Há um crescente processo de judicialização no país pondo em destaque o direito de acesso ao uso de Cannabis para fins medicinais. Somente de 2015 a 2016 foram interpostas 63 ações judiciais nesse sentido contra o Ministério da Saúde, e dados da Anvisa apontam o aumento progressivo de prescritores e pacientes autorizados a importar canabinoides para variados tratamentos.
Além da mobilização de associações de pacientes e de mães aflitas para conter as convulsões epiléticas de suas crianças, contribuem para essa corrida aos tribunais algumas dúvidas e incertezas com o marco regulatório brasileiro. Desde 2014, é permitido o uso compassivo de extratos de CBD para tratamento de epilepsia em crianças e jovens. E, em 2015, a Anvisa passou a autorizar, em caráter excepcional, a importação de produtos contendo CBD e THC por pessoa física, para uso próprio, mediante prescrição de profissional legalmente habilitado e para tratamento de saúde.
Conhecida há milênios, a Cannabis foi usada como remédio por diferentes civilizações ao redor do mundo. No início do século 20, várias opções de medicamentos feitos a partir da planta estavam à disposição dos pacientes, até que os Estados Unidos impuseram uma política de proibição e repressão que foi seguida globalmente.
No entanto, a partir da descoberta do sistema endocanabinoide, em 1990, foram surgindo evidências de sucesso dos canabinoides com finalidades terapêuticas e o uso medicinal da planta passou a ser suportado por robustas evidências científicas.

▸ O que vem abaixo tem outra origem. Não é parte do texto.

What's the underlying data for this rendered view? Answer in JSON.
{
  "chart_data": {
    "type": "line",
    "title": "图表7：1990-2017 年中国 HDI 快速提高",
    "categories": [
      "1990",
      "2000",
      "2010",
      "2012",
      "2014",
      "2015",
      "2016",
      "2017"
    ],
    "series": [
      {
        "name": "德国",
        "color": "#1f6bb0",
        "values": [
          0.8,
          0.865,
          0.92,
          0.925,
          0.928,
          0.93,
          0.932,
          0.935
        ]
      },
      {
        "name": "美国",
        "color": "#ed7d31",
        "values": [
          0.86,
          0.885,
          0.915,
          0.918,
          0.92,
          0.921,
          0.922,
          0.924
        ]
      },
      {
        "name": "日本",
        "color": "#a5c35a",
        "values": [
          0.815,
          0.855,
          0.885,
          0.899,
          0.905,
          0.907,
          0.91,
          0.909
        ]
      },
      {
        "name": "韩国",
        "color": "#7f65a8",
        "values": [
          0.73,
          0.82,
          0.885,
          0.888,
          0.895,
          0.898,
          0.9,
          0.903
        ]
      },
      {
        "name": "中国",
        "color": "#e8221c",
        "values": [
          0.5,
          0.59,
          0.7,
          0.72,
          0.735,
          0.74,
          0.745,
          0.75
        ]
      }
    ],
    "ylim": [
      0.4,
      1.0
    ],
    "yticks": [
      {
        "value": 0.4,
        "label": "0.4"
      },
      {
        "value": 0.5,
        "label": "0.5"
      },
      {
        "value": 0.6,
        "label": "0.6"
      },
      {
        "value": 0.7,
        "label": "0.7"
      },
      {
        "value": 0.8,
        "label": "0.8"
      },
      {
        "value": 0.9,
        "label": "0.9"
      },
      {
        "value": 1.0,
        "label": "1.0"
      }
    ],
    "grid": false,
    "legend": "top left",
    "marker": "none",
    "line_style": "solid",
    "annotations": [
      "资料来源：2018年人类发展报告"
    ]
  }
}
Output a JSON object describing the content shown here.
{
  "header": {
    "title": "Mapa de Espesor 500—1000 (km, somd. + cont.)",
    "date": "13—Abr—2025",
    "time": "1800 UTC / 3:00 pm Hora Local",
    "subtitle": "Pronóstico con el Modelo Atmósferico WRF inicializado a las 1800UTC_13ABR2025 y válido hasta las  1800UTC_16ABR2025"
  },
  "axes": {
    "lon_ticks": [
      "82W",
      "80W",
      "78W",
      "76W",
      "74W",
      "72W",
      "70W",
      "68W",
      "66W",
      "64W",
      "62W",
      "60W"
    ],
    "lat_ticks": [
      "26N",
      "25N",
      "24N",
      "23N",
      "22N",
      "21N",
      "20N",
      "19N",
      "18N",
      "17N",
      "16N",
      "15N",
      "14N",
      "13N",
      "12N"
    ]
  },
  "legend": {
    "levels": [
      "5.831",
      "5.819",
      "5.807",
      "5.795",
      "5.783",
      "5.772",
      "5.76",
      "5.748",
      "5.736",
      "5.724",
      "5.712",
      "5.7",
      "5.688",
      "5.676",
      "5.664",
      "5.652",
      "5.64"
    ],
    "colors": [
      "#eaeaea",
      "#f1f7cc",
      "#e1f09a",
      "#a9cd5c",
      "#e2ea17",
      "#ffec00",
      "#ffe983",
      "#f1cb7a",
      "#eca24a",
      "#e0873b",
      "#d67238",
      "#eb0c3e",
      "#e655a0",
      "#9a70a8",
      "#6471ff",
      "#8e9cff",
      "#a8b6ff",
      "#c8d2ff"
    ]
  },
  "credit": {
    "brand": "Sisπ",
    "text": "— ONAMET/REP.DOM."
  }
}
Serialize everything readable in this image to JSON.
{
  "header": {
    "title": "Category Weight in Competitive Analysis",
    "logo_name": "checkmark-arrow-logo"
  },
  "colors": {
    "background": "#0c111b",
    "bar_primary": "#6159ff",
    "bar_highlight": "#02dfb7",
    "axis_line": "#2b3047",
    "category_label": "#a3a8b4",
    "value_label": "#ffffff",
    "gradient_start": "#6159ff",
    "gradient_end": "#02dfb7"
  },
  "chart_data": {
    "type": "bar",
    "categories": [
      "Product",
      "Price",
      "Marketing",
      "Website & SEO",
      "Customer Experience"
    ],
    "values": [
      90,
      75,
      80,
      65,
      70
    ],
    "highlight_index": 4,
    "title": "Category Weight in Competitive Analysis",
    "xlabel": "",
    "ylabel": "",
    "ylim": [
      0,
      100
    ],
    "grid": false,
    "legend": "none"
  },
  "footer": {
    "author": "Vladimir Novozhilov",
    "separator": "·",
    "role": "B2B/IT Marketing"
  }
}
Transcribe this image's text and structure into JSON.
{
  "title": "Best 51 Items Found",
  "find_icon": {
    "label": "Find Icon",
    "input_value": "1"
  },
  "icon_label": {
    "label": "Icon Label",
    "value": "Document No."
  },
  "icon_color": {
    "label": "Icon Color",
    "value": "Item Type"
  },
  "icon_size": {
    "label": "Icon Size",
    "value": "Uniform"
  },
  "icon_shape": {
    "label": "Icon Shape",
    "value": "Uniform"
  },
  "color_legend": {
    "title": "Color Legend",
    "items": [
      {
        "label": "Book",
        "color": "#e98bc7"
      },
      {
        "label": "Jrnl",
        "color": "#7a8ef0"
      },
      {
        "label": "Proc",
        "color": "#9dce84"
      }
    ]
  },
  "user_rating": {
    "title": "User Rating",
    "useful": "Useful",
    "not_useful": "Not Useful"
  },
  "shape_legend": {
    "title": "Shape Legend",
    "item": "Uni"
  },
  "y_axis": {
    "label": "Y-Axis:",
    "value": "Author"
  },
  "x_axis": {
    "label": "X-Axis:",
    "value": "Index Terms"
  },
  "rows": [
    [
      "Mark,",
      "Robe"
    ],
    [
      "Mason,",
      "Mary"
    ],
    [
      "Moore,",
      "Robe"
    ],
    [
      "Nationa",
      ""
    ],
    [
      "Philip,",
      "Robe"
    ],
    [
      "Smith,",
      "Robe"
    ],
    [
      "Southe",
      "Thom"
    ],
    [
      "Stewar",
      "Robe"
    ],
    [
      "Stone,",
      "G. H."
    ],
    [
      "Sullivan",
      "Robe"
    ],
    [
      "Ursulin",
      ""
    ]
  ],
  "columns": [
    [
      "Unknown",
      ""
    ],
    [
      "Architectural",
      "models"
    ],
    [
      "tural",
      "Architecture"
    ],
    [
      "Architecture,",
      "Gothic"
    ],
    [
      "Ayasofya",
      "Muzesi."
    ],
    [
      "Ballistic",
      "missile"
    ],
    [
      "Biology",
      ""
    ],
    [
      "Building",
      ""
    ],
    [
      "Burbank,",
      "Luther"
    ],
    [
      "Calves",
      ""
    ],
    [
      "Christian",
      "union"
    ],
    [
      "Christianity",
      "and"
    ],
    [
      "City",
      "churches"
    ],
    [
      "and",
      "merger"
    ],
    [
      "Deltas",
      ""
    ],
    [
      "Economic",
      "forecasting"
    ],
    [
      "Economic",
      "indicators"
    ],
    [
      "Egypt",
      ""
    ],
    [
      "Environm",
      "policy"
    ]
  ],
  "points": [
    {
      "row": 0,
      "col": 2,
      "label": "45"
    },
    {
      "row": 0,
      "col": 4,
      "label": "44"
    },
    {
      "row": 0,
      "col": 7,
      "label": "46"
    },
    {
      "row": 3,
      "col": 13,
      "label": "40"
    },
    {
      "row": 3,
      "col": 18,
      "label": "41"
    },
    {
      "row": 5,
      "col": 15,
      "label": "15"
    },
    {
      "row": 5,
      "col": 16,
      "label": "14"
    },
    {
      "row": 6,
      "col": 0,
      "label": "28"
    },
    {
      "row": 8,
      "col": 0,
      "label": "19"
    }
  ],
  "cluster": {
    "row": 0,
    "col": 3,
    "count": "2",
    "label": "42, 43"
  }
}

Trata-se de mais um desafio para as autoridades reguladoras de medicamentos, uma vez que a constatação pautada na ciência de que a Cannabis é mais uma planta da qual podem ser obtidos medicamentos eficazes e seguros confronta o fato de a espécie vegetal estar incluída em tratados internacionais, como a Convenção Única sobre Entorpecentes 1961 ou a Convenção sobre Substâncias Psicotrópicas, restringindo e punindo seu comércio e uso.
Neste cenário, reveste-se de alta relevância a posição assumida publicamente pela Organização Mundial da Saúde (OMS), após uma revisão crítica do Comitê de Especialistas em Drogas e Dependência (ECDD), de recomendar uma reclassificação da Cannabis nos dois principais tratados internacionais de controle de drogas, de modo que não constituam uma barreira ao acesso e à investigação para uso médico. De acordo com o ECDD, “preparações de Cannabis mostraram potencial terapêutico para o tratamento da dor e outras condições médicas, tais como epilepsia e espasticidade associadas à esclerose múltipla”.
O ECDD fundamentou suas conclusões com base em análises de cada substância relacionada com Cannabis feitas por especialistas de cinco áreas da ciência. Parte do processo da revisão incluiu uma sessão aberta na qual representantes da sociedade civil sociedade tiveram a oportunidade de expressar seus pontos de vista e experiências sobre os usos da Cannabis. As conclusões pautadas nas ciências médicas prevaleceram e abriram espaço para um ajuste nos tratados internacionais.
Não há previsão de quando a recomendação será avaliada ou se será adotada. Isso vai depender da colaboração entre a OMS e seus pares dentro da ONU que representam o combate às drogas, como o Comitê Internacional de Controle de Narcóticos (INCB),cujo presidente já deixou claras as suas preocupações: controlar a produção e o fornecimento de Cannabis para uso médico conforme exigido pelos tratados, prover estimativas e estatísticas dos requisitos nacionais e seu uso para fins médicos, assegurar a supervisão médica e regulamentar adequada do uso medicinal, manter a integridade de seus sistemas de regulamentação farmacêutica.
No momento em que o todo o mundo está lançando um novo olhar para a Cannabis, o Brasil tem a oportunidade de se unir a grandes mercados e assumir um papel de liderança nessa discussão. Para isso, basta dar valor aos renomados cientistas que tem, reconhecer a autonomia técnica da Anvisa e valorizar as questões de saúde envolvidas. Caso contrário, vai ficar para trás. Dirceu Barbano – Farmacêutico, ex-presidente da Agência Nacional de Vigilância Sanitária (2011-2014).